What I feel right now is that we could see conditions very similar to the 1995 crop. That is a crop that has a very good appearance, but in the end falls apart. My guts tell me that the crop looks a whole lot better than it actually is, but the worst thing that can happen would be an early frost on this late crop."
At the open:
The Sept. futures corn contract is 1 cent higher at $4.97. New-crop Dec. corn futures are 1 cent higher at $4.97. The Aug. soybean futures contract is trading 1 cent higher at $13.56, new-crop Nov. soybeans are trading 1 cent higher at $12.24. Sept. wheat futures are trading 5 cents higher at $6.54 per bushel.
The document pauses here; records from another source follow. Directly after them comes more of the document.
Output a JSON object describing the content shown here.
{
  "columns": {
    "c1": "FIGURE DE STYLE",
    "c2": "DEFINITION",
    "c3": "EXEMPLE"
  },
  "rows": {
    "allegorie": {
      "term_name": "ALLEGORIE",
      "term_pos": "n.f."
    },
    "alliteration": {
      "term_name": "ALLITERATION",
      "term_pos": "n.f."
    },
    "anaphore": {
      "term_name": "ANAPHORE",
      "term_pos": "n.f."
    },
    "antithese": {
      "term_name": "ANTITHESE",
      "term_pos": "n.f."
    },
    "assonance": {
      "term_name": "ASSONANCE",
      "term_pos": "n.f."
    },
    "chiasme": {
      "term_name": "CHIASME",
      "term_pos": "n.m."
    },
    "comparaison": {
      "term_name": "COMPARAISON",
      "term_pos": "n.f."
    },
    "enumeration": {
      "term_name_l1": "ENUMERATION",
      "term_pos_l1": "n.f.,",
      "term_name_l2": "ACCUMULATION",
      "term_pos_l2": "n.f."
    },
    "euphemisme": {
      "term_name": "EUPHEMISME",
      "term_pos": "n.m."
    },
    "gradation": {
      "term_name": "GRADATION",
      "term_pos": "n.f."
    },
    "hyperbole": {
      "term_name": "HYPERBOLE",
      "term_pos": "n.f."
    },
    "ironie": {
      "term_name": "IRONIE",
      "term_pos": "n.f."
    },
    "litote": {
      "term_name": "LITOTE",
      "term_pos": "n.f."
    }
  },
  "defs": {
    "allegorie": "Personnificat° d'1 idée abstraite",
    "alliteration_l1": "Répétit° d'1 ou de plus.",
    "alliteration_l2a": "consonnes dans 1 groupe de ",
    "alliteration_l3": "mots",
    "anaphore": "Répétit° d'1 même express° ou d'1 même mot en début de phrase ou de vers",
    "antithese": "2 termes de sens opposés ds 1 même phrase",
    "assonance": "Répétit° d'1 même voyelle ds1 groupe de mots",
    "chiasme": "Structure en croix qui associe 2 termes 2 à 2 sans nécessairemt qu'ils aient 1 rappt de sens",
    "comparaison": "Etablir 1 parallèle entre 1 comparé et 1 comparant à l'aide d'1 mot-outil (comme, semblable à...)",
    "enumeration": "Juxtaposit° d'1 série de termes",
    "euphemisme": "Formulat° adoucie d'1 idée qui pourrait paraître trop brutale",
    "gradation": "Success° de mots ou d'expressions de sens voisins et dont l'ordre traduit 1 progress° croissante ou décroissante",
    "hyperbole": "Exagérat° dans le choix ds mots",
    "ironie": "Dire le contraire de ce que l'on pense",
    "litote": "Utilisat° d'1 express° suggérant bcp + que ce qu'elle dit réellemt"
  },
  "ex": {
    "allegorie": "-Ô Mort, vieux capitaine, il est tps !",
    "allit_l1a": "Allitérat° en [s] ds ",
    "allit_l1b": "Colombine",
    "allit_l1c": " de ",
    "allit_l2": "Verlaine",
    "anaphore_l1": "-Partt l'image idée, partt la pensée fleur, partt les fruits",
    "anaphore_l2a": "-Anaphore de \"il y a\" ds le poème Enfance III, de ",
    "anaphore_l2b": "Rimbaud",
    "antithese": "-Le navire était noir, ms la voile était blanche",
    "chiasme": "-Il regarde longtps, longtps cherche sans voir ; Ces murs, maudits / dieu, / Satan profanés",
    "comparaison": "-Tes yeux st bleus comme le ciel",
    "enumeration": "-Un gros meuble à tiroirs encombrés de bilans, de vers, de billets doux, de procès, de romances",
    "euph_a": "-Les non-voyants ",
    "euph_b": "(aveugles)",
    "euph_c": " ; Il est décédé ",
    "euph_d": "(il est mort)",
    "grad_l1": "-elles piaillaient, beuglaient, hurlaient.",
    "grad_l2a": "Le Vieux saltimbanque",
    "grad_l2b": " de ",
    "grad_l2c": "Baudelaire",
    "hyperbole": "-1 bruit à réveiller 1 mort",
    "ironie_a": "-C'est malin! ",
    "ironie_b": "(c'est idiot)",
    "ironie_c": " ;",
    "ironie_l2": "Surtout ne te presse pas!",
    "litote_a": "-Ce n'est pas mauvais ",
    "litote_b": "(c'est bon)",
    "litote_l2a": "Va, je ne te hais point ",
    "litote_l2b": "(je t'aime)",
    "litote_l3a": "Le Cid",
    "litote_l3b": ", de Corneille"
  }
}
The Dec. soymeal futures are trading $3.80 per short ton higher at $369.30. The Dec. soyoil futures are trading $0.19 lower at $43.66.
In the outside markets, the NYMEX crude oil is $0.60 per barrel lower, the dollar is higher and the Dow Jones Industrials are 66 points lower.
--USDA announces Friday that an 'unknown' bought 211,328 tons of U.S. corn.
--USDA announces Friday that China bought 220,000 tons of U.S. soybeans for 2013-14 delivery.
--S. Korea has bought 750,000 tons of corn, wheat in the last nine days. But, not all from the U.S.
This is what happens when you knock the market back as much as we have this week. I mean, let's just take soymeal, for instance. Since Monday, that market has closed 'limit' down three days in a row and has fallen $100/ton. .
Early calls: Corn is seen 1-2 cents higher (old-crop), soybeans 3-5 cents higher (old-crop), and wheat 6-8 cents higher. Meanwhile, new-crop corn 2-4 cents higher and soybeans are seen 3-5 cents higher.
Overnight grain, soybean markets=Trading higher.
Crude Oil=$0.09 per barrel higher.
Wall Street=Seen lower, as earnings data is quiet and investors have turned their attention to next week's two-day Fed Policy meetings.
World=Asia/Pacific stocks were mixed-to-lower and Europe's stocks are mixed-to-lower. China's efforts to overhaul its industrial sector is hurting world stocks.
More in a minute,
07-26-2013 07:25 AM
Still can't buy spot corn from my local elevator for under 6. the cash bid is 5.57 this morning. they always add 50 cents to it if I am buying. Hopefully these meal prices come down soon to. Got 3 tenths last night made me feel real good.
07-26-2013 08:01 AM
The front moved thru with only a sprinkle, disappointing again in N. Illinois. After adding up all the tenths, we have had only about 8 tenths for July. I know many places are dry, and rain in July makes corn. We look better than last year, but will we finish much better. The 2009 frost hurt us bad and this year seems eerily similar. High of 68 forecast for tomorrow( July 27 !!!!!), and that's not under a rain cloud. Northern cornbelt to be cool in 6-10, 8-14. Watch out.
07-26-2013 01:04 PM
From my own blog:
Safras & Mercado, a consultancy based in Porto Alegre, Rio Grande do Sul, has released a new projection for the 2013/2014 corn and soybean crop season in Brazil. The consultancy forecasts that Brazil will increase 3.7 percent of its soybean are compared to the previous crop, occupying nearly 71.5 million acres with the oilseed. If this figures are confirmed later on, the amount produced would reach 88.1 million tons – 7.4 percent more than in 2012/2013.
“Productivity generated by higher technogy is at 3.04 tons/ha, much higher than the current 2.9 tons/ha, but is below the 2011 records”, analyzed França Júnior, market analyst at Safras & Mercado.
Corn would have, according to Safra & Mercado, its area reduced in Brazil to approximately 13.05 million acres, which is 10.1 percent lower. Considering the weather conditions, the second corn crop is estimated at 42.6 million tons – also lower than in 2012/2013.